All links can have a campaign name attached to them using UTM parameters. Even non-paid links can be associated with a campaign name such as on a standard tweet or Linkedin post.
The model comparison tool within Google Analytics allows you to measure the impact of different campaigns and allows you to see different attribution models which suit the campaign’s point in the funnel:
- First Interaction – The first time a user visits your website is when they are counted
- Last Interaction – The last time a user visits your website is when they are counted
- Position Based – The first interaction counts towards 40%, the last interaction also counts towards 40% and any intermediate interactions count towards the remaining 20%
- Last Non-Direct Click – The last time a user visits your website is when they are counted but skipping out any direct visits
The position-based model is one of the most useful models as it shows a campaign’s involvement in attracting new visitors (the first interaction), if the campaign was successful in converting (the last interaction) and any mid-point influences the campaign had towards the final conversion.
Using Google Analytics to analyse your CRM data
It’s not all about combining website data with business data, once you import CRM data in Google Analytics you can now do a full analysis on it with Google’s free and powerful analytics platform.
Google Analytics has some great in-built reports which can reveal useful metrics such as average order values, average conversions per user and the number of days it takes on average from a user turning from a lead into a real customer.
You can add personal CRM data into Google Analytics if you are extremely careful not to add in any data using plain text or in a way which can be easily deciphered. Personal data added to Google Analytics could result in a permanent ban from the platform as well as breaking data privacy laws in many countries if not added correctly.

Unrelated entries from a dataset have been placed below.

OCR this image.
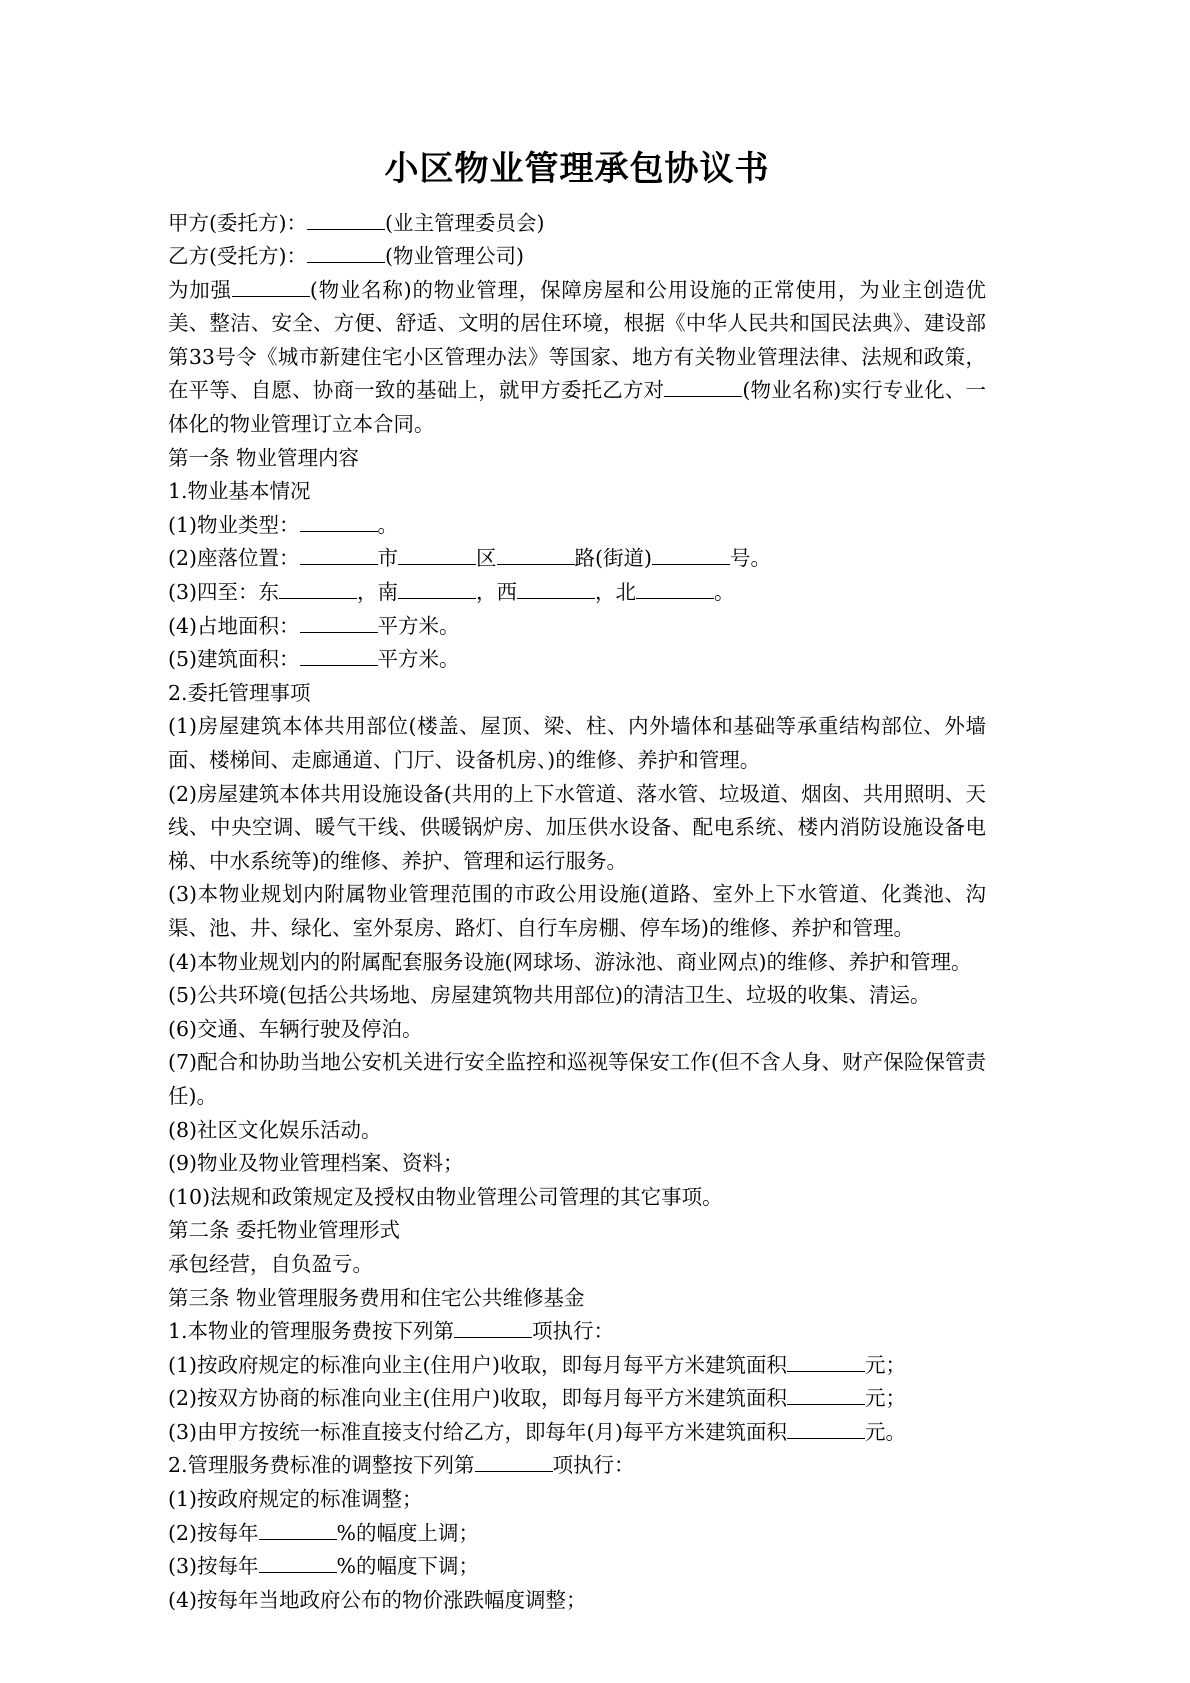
小区物业管理承包协议书

甲方(委托方)：	(业主管理委员会)

乙方(受托方)：	(物业管理公司)

为加强	(物业名称)的物业管理，保障房屋和公用设施的正常使用，为业主创造优美、整洁、安全、方便、舒适、文明的居住环境，根据《中华人民共和国民法典》、建设部第33号令《城市新建住宅小区管理办法》等国家、地方有关物业管理法律、法规和政策，在平等、自愿、协商一致的基础上，就甲方委托乙方对	(物业名称)实行专业化、一体化的物业管理订立本合同。

第一条 物业管理内容

1.物业基本情况

(1)物业类型：	。

(2)座落位置：	市	区	路(街道)	号。

(3)四至：东	，南	，西	，北	。

(4)占地面积：	平方米。

(5)建筑面积：	平方米。

2.委托管理事项

(1)房屋建筑本体共用部位(楼盖、屋顶、梁、柱、内外墙体和基础等承重结构部位、外墙面、楼梯间、走廊通道、门厅、设备机房、)的维修、养护和管理。

(2)房屋建筑本体共用设施设备(共用的上下水管道、落水管、垃圾道、烟囱、共用照明、天线、中央空调、暖气干线、供暖锅炉房、加压供水设备、配电系统、楼内消防设施设备电梯、中水系统等)的维修、养护、管理和运行服务。

(3)本物业规划内附属物业管理范围的市政公用设施(道路、室外上下水管道、化粪池、沟渠、池、井、绿化、室外泵房、路灯、自行车房棚、停车场)的维修、养护和管理。

(4)本物业规划内的附属配套服务设施(网球场、游泳池、商业网点)的维修、养护和管理。

(5)公共环境(包括公共场地、房屋建筑物共用部位)的清洁卫生、垃圾的收集、清运。

(6)交通、车辆行驶及停泊。

(7)配合和协助当地公安机关进行安全监控和巡视等保安工作(但不含人身、财产保险保管责任)。

(8)社区文化娱乐活动。

(9)物业及物业管理档案、资料；

(10)法规和政策规定及授权由物业管理公司管理的其它事项。

第二条 委托物业管理形式

承包经营，自负盈亏。

第三条 物业管理服务费用和住宅公共维修基金

1.本物业的管理服务费按下列第	项执行：

(1)按政府规定的标准向业主(住用户)收取，即每月每平方米建筑面积	元；

(2)按双方协商的标准向业主(住用户)收取，即每月每平方米建筑面积	元；

(3)由甲方按统一标准直接支付给乙方，即每年(月)每平方米建筑面积	元。

2.管理服务费标准的调整按下列第	项执行：

(1)按政府规定的标准调整；

(2)按每年	%的幅度上调；

(3)按每年	%的幅度下调；

(4)按每年当地政府公布的物价涨跌幅度调整；
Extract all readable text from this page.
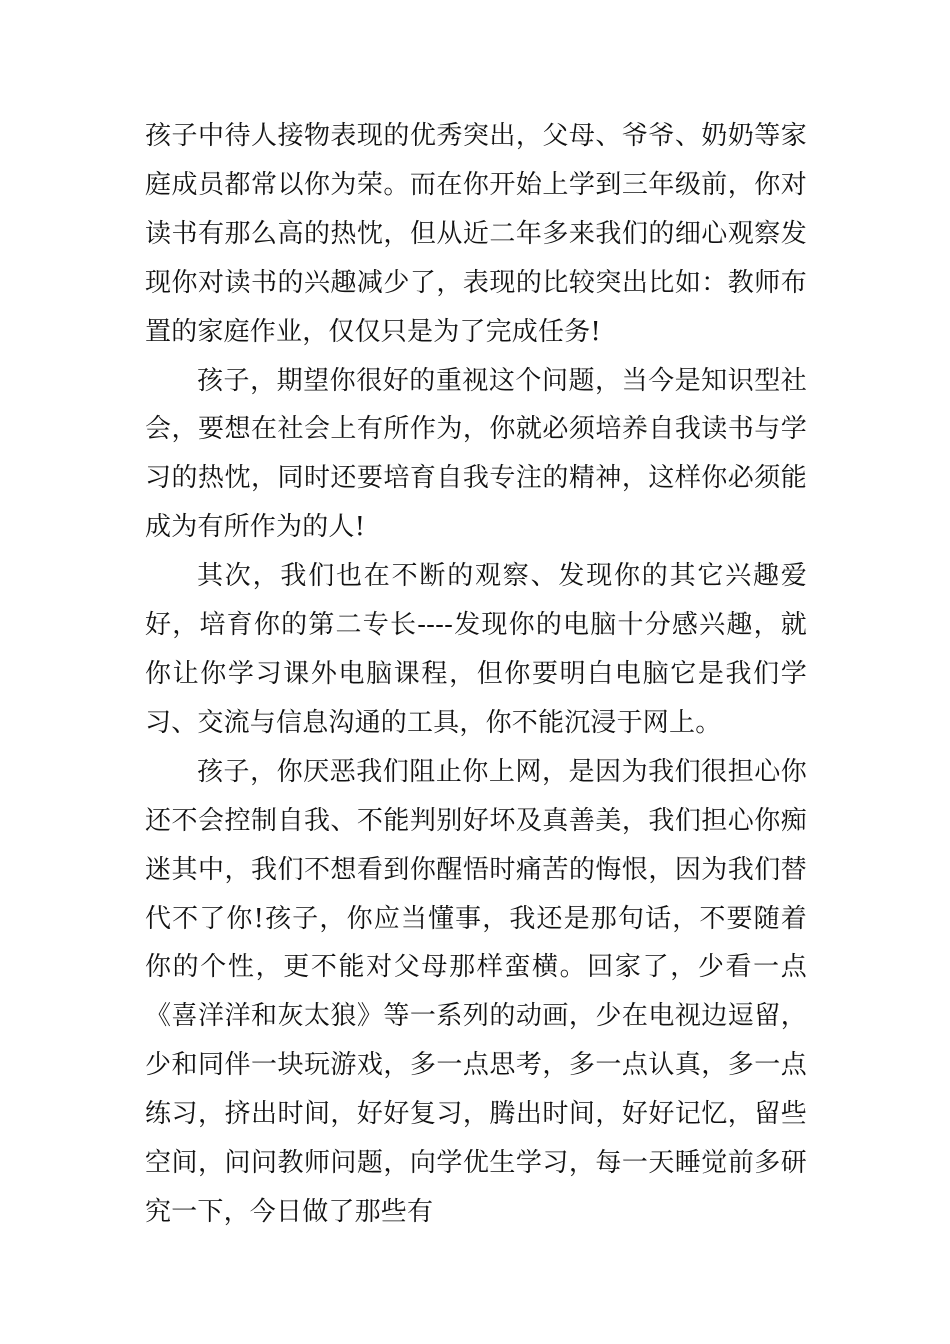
孩子中待人接物表现的优秀突出，父母、爷爷、奶奶等家庭成员都常以你为荣。而在你开始上学到三年级前，你对读书有那么高的热忱，但从近二年多来我们的细心观察发现你对读书的兴趣减少了，表现的比较突出比如：教师布置的家庭作业，仅仅只是为了完成任务!

孩子，期望你很好的重视这个问题，当今是知识型社会，要想在社会上有所作为，你就必须培养自我读书与学习的热忱，同时还要培育自我专注的精神，这样你必须能成为有所作为的人!

其次，我们也在不断的观察、发现你的其它兴趣爱好，培育你的第二专长----发现你的电脑十分感兴趣，就你让你学习课外电脑课程，但你要明白电脑它是我们学习、交流与信息沟通的工具，你不能沉浸于网上。

孩子，你厌恶我们阻止你上网，是因为我们很担心你还不会控制自我、不能判别好坏及真善美，我们担心你痴迷其中，我们不想看到你醒悟时痛苦的悔恨，因为我们替代不了你!孩子，你应当懂事，我还是那句话，不要随着你的个性，更不能对父母那样蛮横。回家了，少看一点《喜洋洋和灰太狼》等一系列的动画，少在电视边逗留，少和同伴一块玩游戏，多一点思考，多一点认真，多一点练习，挤出时间，好好复习，腾出时间，好好记忆，留些空间，问问教师问题，向学优生学习，每一天睡觉前多研究一下，今日做了那些有
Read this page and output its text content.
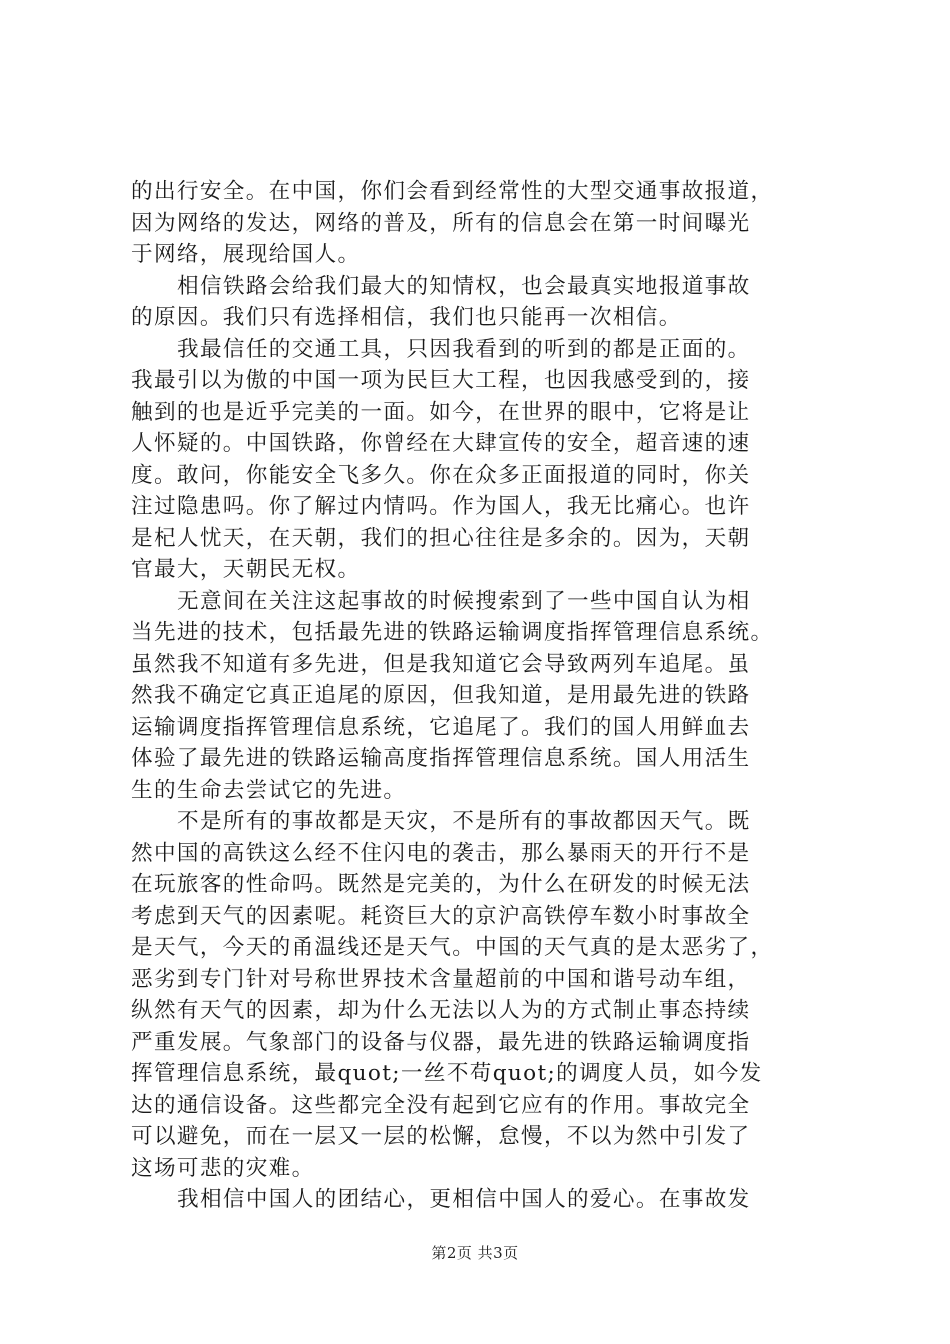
的出行安全。在中国，你们会看到经常性的大型交通事故报道，
因为网络的发达，网络的普及，所有的信息会在第一时间曝光
于网络，展现给国人。
相信铁路会给我们最大的知情权，也会最真实地报道事故
的原因。我们只有选择相信，我们也只能再一次相信。
我最信任的交通工具，只因我看到的听到的都是正面的。
我最引以为傲的中国一项为民巨大工程，也因我感受到的，接
触到的也是近乎完美的一面。如今，在世界的眼中，它将是让
人怀疑的。中国铁路，你曾经在大肆宣传的安全，超音速的速
度。敢问，你能安全飞多久。你在众多正面报道的同时，你关
注过隐患吗。你了解过内情吗。作为国人，我无比痛心。也许
是杞人忧天，在天朝，我们的担心往往是多余的。因为，天朝
官最大，天朝民无权。
无意间在关注这起事故的时候搜索到了一些中国自认为相
当先进的技术，包括最先进的铁路运输调度指挥管理信息系统。
虽然我不知道有多先进，但是我知道它会导致两列车追尾。虽
然我不确定它真正追尾的原因，但我知道，是用最先进的铁路
运输调度指挥管理信息系统，它追尾了。我们的国人用鲜血去
体验了最先进的铁路运输高度指挥管理信息系统。国人用活生
生的生命去尝试它的先进。
不是所有的事故都是天灾，不是所有的事故都因天气。既
然中国的高铁这么经不住闪电的袭击，那么暴雨天的开行不是
在玩旅客的性命吗。既然是完美的，为什么在研发的时候无法
考虑到天气的因素呢。耗资巨大的京沪高铁停车数小时事故全
是天气，今天的甬温线还是天气。中国的天气真的是太恶劣了，
恶劣到专门针对号称世界技术含量超前的中国和谐号动车组，
纵然有天气的因素，却为什么无法以人为的方式制止事态持续
严重发展。气象部门的设备与仪器，最先进的铁路运输调度指
挥管理信息系统，最quot;一丝不苟quot;的调度人员，如今发
达的通信设备。这些都完全没有起到它应有的作用。事故完全
可以避免，而在一层又一层的松懈，怠慢，不以为然中引发了
这场可悲的灾难。
我相信中国人的团结心，更相信中国人的爱心。在事故发
第2页 共3页
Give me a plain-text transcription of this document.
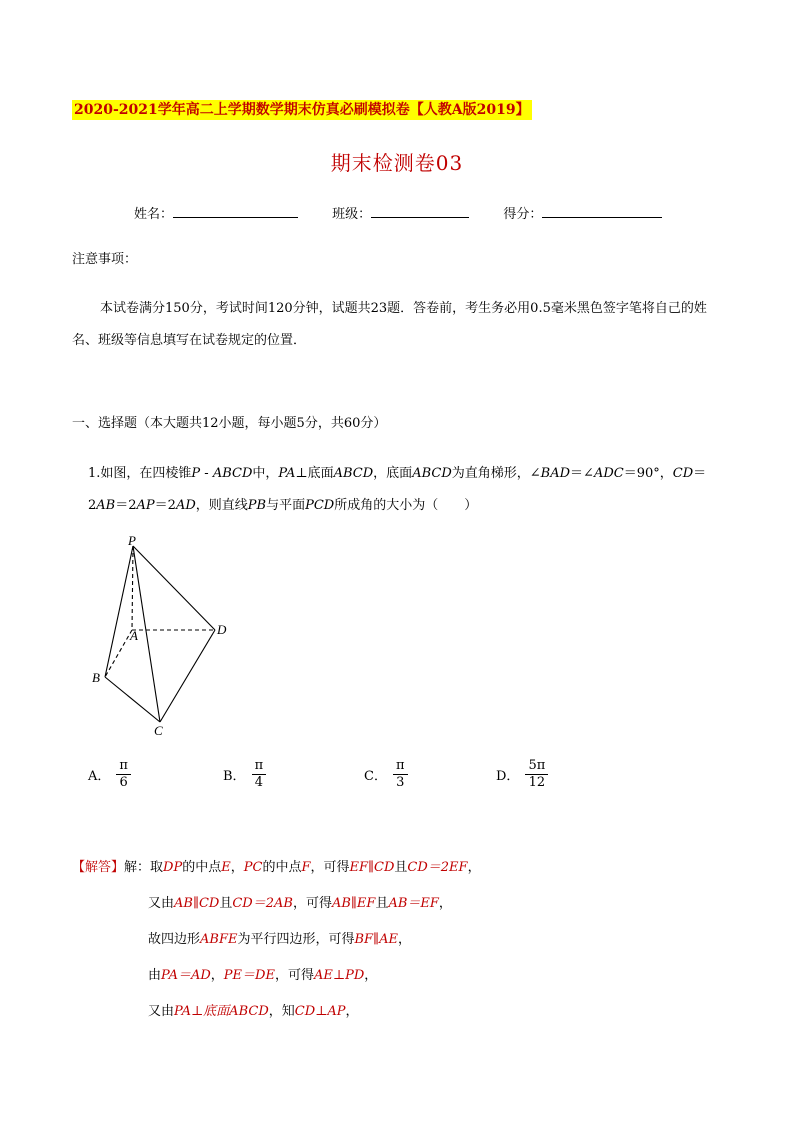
2020-2021学年高二上学期数学期末仿真必刷模拟卷【人教A版2019】
期末检测卷03
姓名：	班级：	得分：
注意事项：
本试卷满分150分，考试时间120分钟，试题共23题．答卷前，考生务必用0.5毫米黑色签字笔将自己的姓名、班级等信息填写在试卷规定的位置．
一、选择题（本大题共12小题，每小题5分，共60分）
1.如图，在四棱锥P - ABCD中，PA⊥底面ABCD，底面ABCD为直角梯形，∠BAD＝∠ADC＝90°，CD＝
2AB＝2AP＝2AD，则直线PB与平面PCD所成角的大小为（　　）
P
A	D
B
C
A． $\frac{\pi}{6}$	B． $\frac{\pi}{4}$	C． $\frac{\pi}{3}$	D． $\frac{5\pi}{12}$
【解答】解：取DP的中点E，PC的中点F，可得EF∥CD且CD＝2EF，
又由AB∥CD且CD＝2AB，可得AB∥EF且AB＝EF，
故四边形ABFE为平行四边形，可得BF∥AE，
由PA＝AD，PE＝DE，可得AE⊥PD，
又由PA⊥底面ABCD，知CD⊥AP，
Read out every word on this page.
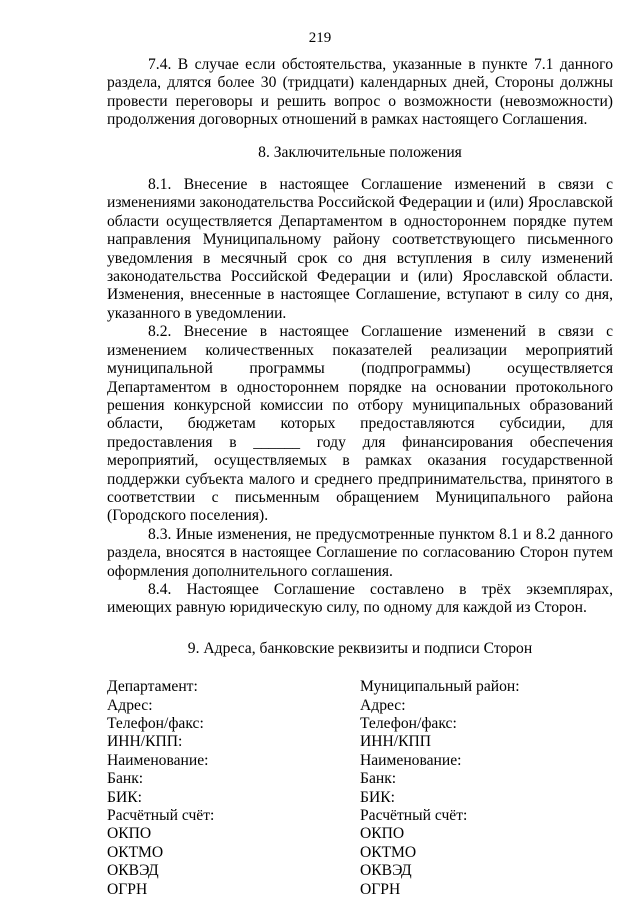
219

7.4. В случае если обстоятельства, указанные в пункте 7.1 данного раздела, длятся более 30 (тридцати) календарных дней, Стороны должны провести переговоры и решить вопрос о возможности (невозможности) продолжения договорных отношений в рамках настоящего Соглашения.

8. Заключительные положения

8.1. Внесение в настоящее Соглашение изменений в связи с изменениями законодательства Российской Федерации и (или) Ярославской области осуществляется Департаментом в одностороннем порядке путем направления Муниципальному району соответствующего письменного уведомления в месячный срок со дня вступления в силу изменений законодательства Российской Федерации и (или) Ярославской области. Изменения, внесенные в настоящее Соглашение, вступают в силу со дня, указанного в уведомлении.

8.2. Внесение в настоящее Соглашение изменений в связи с изменением количественных показателей реализации мероприятий муниципальной программы (подпрограммы) осуществляется Департаментом в одностороннем порядке на основании протокольного решения конкурсной комиссии по отбору муниципальных образований области, бюджетам которых предоставляются субсидии, для предоставления в ______ году для финансирования обеспечения мероприятий, осуществляемых в рамках оказания государственной поддержки субъекта малого и среднего предпринимательства, принятого в соответствии с письменным обращением Муниципального района (Городского поселения).

8.3. Иные изменения, не предусмотренные пунктом 8.1 и 8.2 данного раздела, вносятся в настоящее Соглашение по согласованию Сторон путем оформления дополнительного соглашения.

8.4. Настоящее Соглашение составлено в трёх экземплярах, имеющих равную юридическую силу, по одному для каждой из Сторон.

9. Адреса, банковские реквизиты и подписи Сторон
Департамент:
Адрес:
Телефон/факс:
ИНН/КПП:
Наименование:
Банк:
БИК:
Расчётный счёт:
ОКПО
ОКТМО
ОКВЭД
ОГРН
Муниципальный район:
Адрес:
Телефон/факс:
ИНН/КПП
Наименование:
Банк:
БИК:
Расчётный счёт:
ОКПО
ОКТМО
ОКВЭД
ОГРН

One possible way of adding personal data to Google Analytics without breaking user-privacy is to use a salt and hash algorithm which scrambles the data in a virtually non-reversible way and has no repetitive nature as a random salt is used for every piece of data:
Image from https://www.wordfence.com/learn/how-passwords-work-and-cracking-passwords/
If three separate users had the same name, for example, the resulting hash would still be completely different and a reverse-engineered solution wouldn’t be possible such as the machine Alan Turing used to crack the Enigma code.
Conclusion
Armed with data from the full customer journey, B2B businesses no longer have to shoot in the dark when it comes to making or measuring online investments.
Use a closed-loop approach to optimise with cost-per-customer targets or even further by maximising ROI to gain a huge advantage over competitors.